Bardem married his countrywoman and frequent costar Cruz last summer - the two had first worked together in 1992's burning-hot Jamón jamón, and began a relationship while working on Woody Allen's Vicky Cristina Barcelona (a very different view of the city, compared to Biutiful) in 2007. Two weeks ago it was announced that the couple had had a baby boy.

And so, Bardem, who also received an Academy Award nomination in 2000 for his portrayal of Cuban writer Reinaldo Arenas in Julian Schnabel's Before Night Falls, is not simply a much-respected film "worker," as he has described himself. He's become a celebrity, stalked by the paparazzi, caught ambling down sidewalks and dining in cafes with Cruz, immortalized in US Weekly, ¡Hola! and tmz.com. With homes in Los Angeles and Madrid, and directors and studios vying to employ him, Bardem is generously compensated, enjoying a hugely successful career.
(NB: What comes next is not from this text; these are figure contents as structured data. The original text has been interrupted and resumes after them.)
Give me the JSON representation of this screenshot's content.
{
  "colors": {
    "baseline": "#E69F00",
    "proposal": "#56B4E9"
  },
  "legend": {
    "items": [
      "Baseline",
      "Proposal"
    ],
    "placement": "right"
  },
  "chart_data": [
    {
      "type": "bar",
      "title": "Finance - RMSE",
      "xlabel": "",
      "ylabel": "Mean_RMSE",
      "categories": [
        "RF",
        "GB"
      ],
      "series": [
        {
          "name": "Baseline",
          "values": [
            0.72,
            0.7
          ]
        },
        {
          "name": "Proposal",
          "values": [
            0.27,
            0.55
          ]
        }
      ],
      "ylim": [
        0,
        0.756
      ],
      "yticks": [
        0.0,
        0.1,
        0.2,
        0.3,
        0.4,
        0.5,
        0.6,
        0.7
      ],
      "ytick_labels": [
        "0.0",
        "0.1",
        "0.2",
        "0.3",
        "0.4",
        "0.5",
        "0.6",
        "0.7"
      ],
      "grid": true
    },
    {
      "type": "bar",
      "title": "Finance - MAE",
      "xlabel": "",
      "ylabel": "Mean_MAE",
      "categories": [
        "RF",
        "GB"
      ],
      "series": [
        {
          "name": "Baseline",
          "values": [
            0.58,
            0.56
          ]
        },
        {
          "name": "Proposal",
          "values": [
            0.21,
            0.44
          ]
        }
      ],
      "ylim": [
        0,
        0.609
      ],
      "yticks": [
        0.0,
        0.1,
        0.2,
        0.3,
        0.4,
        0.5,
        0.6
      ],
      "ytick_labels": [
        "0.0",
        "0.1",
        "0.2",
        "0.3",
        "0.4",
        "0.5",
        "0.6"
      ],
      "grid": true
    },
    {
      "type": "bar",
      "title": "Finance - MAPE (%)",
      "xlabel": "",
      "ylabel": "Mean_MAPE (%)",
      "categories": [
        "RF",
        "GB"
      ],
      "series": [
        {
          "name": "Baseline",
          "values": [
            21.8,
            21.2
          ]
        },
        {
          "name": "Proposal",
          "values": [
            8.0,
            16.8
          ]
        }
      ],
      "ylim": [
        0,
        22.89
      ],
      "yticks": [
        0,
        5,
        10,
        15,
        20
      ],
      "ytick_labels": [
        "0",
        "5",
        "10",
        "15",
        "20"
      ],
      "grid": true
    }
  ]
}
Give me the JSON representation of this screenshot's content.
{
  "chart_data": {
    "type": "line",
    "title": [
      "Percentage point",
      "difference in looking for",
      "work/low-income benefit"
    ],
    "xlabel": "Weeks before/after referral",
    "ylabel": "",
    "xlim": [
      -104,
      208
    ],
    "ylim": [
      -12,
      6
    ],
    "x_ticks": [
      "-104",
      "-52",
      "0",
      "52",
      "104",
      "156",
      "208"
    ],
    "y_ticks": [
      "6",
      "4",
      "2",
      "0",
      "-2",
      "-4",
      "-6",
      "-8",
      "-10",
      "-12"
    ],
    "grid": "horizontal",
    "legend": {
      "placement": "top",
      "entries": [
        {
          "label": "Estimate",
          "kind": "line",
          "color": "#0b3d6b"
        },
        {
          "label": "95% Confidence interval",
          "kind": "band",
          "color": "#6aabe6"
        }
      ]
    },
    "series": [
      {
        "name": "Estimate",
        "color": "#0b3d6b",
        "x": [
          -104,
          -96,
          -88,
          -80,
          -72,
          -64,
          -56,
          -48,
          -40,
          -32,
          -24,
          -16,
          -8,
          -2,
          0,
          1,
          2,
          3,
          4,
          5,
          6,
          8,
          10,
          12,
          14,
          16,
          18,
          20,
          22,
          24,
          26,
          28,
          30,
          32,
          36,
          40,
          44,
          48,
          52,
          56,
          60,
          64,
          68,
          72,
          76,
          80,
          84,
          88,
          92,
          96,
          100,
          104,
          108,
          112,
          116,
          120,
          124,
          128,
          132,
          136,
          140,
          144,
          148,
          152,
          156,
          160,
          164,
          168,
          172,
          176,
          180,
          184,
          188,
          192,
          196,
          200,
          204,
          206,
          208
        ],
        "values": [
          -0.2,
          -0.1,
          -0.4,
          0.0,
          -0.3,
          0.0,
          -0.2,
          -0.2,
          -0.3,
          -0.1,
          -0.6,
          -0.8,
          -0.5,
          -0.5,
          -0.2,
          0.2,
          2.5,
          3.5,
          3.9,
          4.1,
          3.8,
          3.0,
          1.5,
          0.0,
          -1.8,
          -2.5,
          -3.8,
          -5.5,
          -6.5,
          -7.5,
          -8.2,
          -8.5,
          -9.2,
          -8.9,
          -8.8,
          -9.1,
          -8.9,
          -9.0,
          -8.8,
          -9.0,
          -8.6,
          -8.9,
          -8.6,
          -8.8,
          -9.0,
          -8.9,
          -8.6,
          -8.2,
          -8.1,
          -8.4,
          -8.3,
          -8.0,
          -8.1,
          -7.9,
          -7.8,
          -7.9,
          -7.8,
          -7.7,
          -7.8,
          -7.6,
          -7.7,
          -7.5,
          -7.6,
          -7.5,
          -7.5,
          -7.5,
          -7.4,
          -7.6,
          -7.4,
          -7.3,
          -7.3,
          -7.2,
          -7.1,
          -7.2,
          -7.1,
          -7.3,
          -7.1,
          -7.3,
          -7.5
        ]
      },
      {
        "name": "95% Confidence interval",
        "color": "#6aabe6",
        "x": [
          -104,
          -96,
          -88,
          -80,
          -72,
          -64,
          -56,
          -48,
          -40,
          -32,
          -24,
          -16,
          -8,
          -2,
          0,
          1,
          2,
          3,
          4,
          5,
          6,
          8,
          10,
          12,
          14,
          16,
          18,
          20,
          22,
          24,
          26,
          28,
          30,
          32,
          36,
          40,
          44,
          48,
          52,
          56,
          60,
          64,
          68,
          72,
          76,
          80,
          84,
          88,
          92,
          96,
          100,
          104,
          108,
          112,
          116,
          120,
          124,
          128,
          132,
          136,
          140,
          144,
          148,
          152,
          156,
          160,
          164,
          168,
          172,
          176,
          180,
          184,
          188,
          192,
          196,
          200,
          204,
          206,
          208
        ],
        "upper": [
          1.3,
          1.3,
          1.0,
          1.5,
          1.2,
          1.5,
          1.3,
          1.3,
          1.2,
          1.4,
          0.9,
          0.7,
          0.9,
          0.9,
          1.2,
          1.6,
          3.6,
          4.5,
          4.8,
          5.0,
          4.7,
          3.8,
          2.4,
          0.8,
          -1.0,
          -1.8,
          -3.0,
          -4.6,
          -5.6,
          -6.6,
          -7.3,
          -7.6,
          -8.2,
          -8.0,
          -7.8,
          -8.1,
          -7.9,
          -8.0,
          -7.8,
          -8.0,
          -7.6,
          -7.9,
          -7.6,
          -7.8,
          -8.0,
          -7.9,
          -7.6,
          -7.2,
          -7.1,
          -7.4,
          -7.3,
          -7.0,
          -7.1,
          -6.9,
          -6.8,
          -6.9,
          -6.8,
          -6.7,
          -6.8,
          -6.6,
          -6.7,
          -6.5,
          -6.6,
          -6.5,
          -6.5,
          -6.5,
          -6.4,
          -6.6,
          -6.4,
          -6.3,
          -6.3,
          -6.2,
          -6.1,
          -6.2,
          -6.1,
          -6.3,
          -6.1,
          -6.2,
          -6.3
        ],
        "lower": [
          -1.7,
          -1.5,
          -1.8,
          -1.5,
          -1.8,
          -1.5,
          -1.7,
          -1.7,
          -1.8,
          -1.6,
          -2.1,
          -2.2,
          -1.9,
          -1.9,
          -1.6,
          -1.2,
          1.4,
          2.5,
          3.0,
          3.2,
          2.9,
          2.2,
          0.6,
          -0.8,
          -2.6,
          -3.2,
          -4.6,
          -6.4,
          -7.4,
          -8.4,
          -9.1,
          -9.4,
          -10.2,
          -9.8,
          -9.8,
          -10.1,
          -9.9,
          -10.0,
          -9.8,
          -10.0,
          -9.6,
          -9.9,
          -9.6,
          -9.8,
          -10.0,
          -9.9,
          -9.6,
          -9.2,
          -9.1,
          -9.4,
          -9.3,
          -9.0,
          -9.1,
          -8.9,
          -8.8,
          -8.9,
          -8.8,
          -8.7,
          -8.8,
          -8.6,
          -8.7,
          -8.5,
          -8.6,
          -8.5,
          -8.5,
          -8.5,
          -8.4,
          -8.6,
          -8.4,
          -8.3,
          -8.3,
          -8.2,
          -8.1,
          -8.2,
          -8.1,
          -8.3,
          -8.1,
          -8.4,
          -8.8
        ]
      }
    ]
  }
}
Which made it even trickier playing Uxbal, a man who moves among a city's underclass. To prepare for his role in Biutiful, Bardem visited shadowy corners of Barcelona where undocumented foreigners live and work in desperate, often dangerous conditions. Fear and poverty were palpable.

"It was shocking - I saw 60 immigrants in a room, sleeping," he says, acknowledging, too, that he couldn't help but feel a sense of guilt. His problems paled in comparison.

"Yeah, I felt guilty," he says, but trying to maintain perspective. "We have the right to be facing our own problems and we cannot feel guilty because we have different problems than other people. . . .

"If I compare my problems to a person that lives in a war zone, it's nothing. OK, but you still have your problem. So be nice to yourself. You have the right to have those problems. But when you approach the real life of those people . . . they are not numbers anymore, or ghosts - things that you hear about or you see on TV. . . . When you talk to them, the thing that really kills inside is this [awareness of this] random grace that exists in the world.

"Like, we are just a geographical accident. Because I was born in Spain in the year that I was born, in the circumstances of my family, I am what I am. But you see yourself in all of them, saying I could be that one, or that one, or that one. And then the experience becomes emotional and physical, rather than a theoretical experience. . . .

"We live in a world where everything [is] theoretical, everything is witnessed from a distance. It's in the Internet, it's in the newspapers, it's in the news. But when it comes this close to you, there's no way you can protect [yourself] through cynicism. And then you have to surrender to the fact that you are a lucky bastard, and then you have to be responsible for that luck. . . .

"It doesn't mean save the world, it means just like be aware of that, and be responsible of that, and own your actions. Your little day-by-day actions.

"And that's a lot. By the same thing, that's what this movie talks about: Uxbal doesn't want to change a thing, he just wants to make sure that those kids get the legacy of the compassion, that's all, this tiny thing - which is a big thing."